[steveklabnik]

> with no forms semantics forthcoming

Actually, €5MM grant has been given to some academics to produce a formal model of Rust over the next few years. So we'll see... A big part of it is also formalizing what unsafe means, which is the hard part.

[eddyb]

My understanding was that the goal of that research project is to produce tools for proving code written in unsafe Rust as safe at the API boundary (with limitations around FFI and inline assembly, of course).

[nickpsecurity]

I found two:

ftp://ftp.cs.washington.edu/tr/2015/03/UW-CSE-15-03-02.pdf

http://plv.mpi-sws.org/rustbelt/#project

The first formalized the safety-critical parts of the language to show them sound when used with safety on. The second will try to do that with unsafe. Nobody seems to be working on a full, formal semantics. That's disturbing given how many problems they tend to catch. So, SPARK/Ada combo still leads in safety for now.

Gave myself the idea that maybe someone can formalize a super/subset of Rust much like SPARK for Ada. Code most critical stuff in it with it just becoming functions other Rust code called. My original idea is possible at that point given complexity is minimized.

EDIT: Just finished skimming the first then reading conclusion in detail. It's apparently not Rust's model itself so much as a similar one named Patina that still has to map to the real thing. That's when the problems will show up. Also, Rust type system was updated several times while they were doing all that.

[cwzwarich]

The fundamental problem is that Rust is actually two languages that interact with each other. There is the high-level language with a region system, traits, etc. as well as the low-level language used for unsafe code, which exposes most of the functionality and memory model of LLVM IR (which is very C-like).

Formalizing the high-level language would have some difficulties, e.g. the trait system has a lot of ad-hoc complexity, and there are convenience features like automatic destructors that improve programmer productivity but greatly complicate the definition of things like evaluation order (which is currently undefined for Rust). These things make the specification more complex, but they appear to be well within the limits of current programming language technology. For example, the safe subset of Rust could possibly be translated into a relatively standard type system with linear regions, e.g. http://www.cs.cornell.edu/people/fluet/research/substruct-re....

The difficulty comes at the semantic boundary, where the state-of-the-art in modeling the interaction between distinct languages is still far away from the safe / unsafe portions of Rust. This is an interesting research project, and fits in well with a general trend of cross-language interaction that appears in current research on programming language formalization.

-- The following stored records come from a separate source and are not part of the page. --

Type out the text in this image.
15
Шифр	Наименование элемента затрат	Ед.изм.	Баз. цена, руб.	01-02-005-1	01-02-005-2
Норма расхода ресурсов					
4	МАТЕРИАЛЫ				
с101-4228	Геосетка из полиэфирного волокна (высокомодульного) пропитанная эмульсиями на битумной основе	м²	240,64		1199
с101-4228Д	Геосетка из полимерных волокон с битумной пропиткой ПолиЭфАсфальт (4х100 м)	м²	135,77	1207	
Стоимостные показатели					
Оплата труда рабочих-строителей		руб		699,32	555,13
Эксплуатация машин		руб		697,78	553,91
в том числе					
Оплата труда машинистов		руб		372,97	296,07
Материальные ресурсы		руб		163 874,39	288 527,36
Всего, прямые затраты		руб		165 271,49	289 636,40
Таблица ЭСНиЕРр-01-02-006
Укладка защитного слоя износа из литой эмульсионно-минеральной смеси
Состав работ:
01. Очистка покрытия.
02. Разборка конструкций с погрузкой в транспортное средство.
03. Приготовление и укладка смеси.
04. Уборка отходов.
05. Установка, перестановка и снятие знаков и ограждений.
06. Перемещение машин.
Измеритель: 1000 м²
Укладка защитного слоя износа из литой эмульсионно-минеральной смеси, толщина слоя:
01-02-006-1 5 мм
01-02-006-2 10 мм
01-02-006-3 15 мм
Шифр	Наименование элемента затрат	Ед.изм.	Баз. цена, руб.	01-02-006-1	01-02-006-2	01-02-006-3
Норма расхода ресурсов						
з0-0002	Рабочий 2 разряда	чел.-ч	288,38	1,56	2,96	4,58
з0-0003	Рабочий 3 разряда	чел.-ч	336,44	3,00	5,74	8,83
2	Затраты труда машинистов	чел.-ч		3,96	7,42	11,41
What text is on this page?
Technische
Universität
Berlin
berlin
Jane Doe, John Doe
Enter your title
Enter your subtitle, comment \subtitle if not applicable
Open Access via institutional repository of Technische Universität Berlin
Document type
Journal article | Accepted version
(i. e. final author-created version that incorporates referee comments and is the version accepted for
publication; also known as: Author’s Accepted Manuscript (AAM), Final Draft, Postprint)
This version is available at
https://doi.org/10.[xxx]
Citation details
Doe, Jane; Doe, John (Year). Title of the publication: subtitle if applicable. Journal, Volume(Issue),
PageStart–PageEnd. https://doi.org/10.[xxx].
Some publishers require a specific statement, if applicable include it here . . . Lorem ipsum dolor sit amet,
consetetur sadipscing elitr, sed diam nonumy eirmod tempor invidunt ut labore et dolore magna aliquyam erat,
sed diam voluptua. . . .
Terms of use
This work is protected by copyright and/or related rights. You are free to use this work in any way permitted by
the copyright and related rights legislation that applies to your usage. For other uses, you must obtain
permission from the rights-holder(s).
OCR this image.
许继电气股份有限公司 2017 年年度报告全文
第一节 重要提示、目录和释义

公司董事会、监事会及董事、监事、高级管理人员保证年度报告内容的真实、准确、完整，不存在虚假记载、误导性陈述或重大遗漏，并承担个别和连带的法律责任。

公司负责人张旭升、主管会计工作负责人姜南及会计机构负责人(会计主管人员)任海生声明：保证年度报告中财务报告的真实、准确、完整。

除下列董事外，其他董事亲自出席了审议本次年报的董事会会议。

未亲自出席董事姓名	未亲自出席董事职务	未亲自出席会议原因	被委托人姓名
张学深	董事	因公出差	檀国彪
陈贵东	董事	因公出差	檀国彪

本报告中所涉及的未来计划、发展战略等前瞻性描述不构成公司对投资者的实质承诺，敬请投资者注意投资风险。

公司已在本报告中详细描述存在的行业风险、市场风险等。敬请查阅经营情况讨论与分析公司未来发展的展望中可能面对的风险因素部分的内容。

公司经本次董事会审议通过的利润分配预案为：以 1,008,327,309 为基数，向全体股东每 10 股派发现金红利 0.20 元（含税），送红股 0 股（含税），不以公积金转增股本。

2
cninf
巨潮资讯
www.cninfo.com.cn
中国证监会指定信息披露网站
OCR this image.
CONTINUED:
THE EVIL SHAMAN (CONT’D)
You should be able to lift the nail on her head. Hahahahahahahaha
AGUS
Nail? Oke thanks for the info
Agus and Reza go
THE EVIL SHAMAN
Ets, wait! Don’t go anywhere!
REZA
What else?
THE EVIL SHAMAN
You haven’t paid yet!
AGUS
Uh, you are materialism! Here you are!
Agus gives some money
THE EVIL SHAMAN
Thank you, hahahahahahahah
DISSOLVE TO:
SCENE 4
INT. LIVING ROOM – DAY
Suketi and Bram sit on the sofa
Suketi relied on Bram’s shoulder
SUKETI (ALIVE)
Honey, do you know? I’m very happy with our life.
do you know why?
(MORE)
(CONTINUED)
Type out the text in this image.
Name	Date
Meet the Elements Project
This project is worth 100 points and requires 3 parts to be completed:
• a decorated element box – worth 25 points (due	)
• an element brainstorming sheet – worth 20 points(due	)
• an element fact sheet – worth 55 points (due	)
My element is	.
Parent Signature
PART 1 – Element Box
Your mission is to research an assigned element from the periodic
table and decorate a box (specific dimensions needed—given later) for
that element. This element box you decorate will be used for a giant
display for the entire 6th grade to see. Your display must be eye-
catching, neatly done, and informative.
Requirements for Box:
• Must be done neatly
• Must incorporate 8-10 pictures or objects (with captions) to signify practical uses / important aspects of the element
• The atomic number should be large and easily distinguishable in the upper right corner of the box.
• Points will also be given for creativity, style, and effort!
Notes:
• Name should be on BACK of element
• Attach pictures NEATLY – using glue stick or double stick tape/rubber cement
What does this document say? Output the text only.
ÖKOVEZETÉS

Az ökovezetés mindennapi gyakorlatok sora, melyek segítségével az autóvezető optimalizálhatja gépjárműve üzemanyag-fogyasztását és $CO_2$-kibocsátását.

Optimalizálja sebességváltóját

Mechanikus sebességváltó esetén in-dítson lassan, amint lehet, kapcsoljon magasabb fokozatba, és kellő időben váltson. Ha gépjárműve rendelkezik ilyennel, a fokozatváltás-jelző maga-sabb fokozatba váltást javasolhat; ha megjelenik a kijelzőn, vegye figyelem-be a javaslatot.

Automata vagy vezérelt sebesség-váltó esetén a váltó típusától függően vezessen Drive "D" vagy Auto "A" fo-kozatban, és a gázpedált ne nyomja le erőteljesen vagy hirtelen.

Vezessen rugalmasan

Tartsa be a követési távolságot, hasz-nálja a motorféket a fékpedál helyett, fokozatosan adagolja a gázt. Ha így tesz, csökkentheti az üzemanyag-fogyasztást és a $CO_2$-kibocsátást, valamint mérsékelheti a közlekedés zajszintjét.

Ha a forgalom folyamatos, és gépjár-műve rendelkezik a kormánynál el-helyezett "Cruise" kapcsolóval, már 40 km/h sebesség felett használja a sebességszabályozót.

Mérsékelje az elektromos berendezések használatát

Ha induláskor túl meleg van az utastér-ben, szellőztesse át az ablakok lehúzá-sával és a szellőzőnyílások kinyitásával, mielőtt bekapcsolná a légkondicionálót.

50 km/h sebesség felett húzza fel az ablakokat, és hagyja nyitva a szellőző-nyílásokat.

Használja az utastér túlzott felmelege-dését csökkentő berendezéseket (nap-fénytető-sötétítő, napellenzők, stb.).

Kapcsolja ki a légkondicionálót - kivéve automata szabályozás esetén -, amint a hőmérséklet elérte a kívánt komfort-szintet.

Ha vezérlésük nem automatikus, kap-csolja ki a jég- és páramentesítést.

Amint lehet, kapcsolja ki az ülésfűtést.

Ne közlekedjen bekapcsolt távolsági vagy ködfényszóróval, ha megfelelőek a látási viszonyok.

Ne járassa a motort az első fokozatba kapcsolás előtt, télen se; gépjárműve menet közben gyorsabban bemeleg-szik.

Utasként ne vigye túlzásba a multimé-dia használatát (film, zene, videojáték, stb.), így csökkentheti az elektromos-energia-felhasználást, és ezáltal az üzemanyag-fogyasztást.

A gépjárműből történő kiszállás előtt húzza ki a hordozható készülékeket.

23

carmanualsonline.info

However, because it requires formalizing something that includes a C-like language, it's hard to imagine it ever being any simpler than formalizing a C-like language. If you're a user of unsafe code and just want to prove that the unsafe code is "memory-safe" (a somewhat nebulous term), then this helps you out. But if you're going to prove that your entire program is correct, why bother with all of the extra complexity?

[nickpsecurity]

Thanks for insightful reply. The difficulties make more sense now. Far as why at the end, the guarantees formal verification give you can far exceed basic, memory safety for common usage. That's why for many verification projects.

[cwzwarich]

To clarify: I was rhetorically asking why one would bother with the complexity of completely verifying a program in Rust rather than C, not why one would want full verification rather than memory safety.

[nickpsecurity]

(a) The program had to be written in Rust as part of a whole application or for seemless interoperability

(b) You wanted to avoid problems of C. Opposed to it in general with Rust an option.

(c) Your hardware architecture easily supported Rust's safe subset but not C's model. Examples include Burroughs, Ten15, Java CPU, and SAFE (crash-safe.org) CPU's. Edit to say may as I'm not a Rust programmer. C being very unconstrained breaks most of these models.

(d) Others have proven precedents but this is speculative: doing a split between formal verification and type system for safety. A number of projects have done this. A simplifying example is that you model check or verify an abstract design that you code a Rust equivalent to. The semantics helps with the abstraction that knocks out A, B, and C classes of problems. The proven type system of Rust (or SPARK or whatever) is leveraged for X, Y, and Z problem classes. Each method is applied where it's strong.

These are best a quick brainstorm can do at this hour for me. :)

[steveklabnik]

They say it a few different ways on their site. Regardless, it's research, so we'll see if they even figure it out! I hope so, though.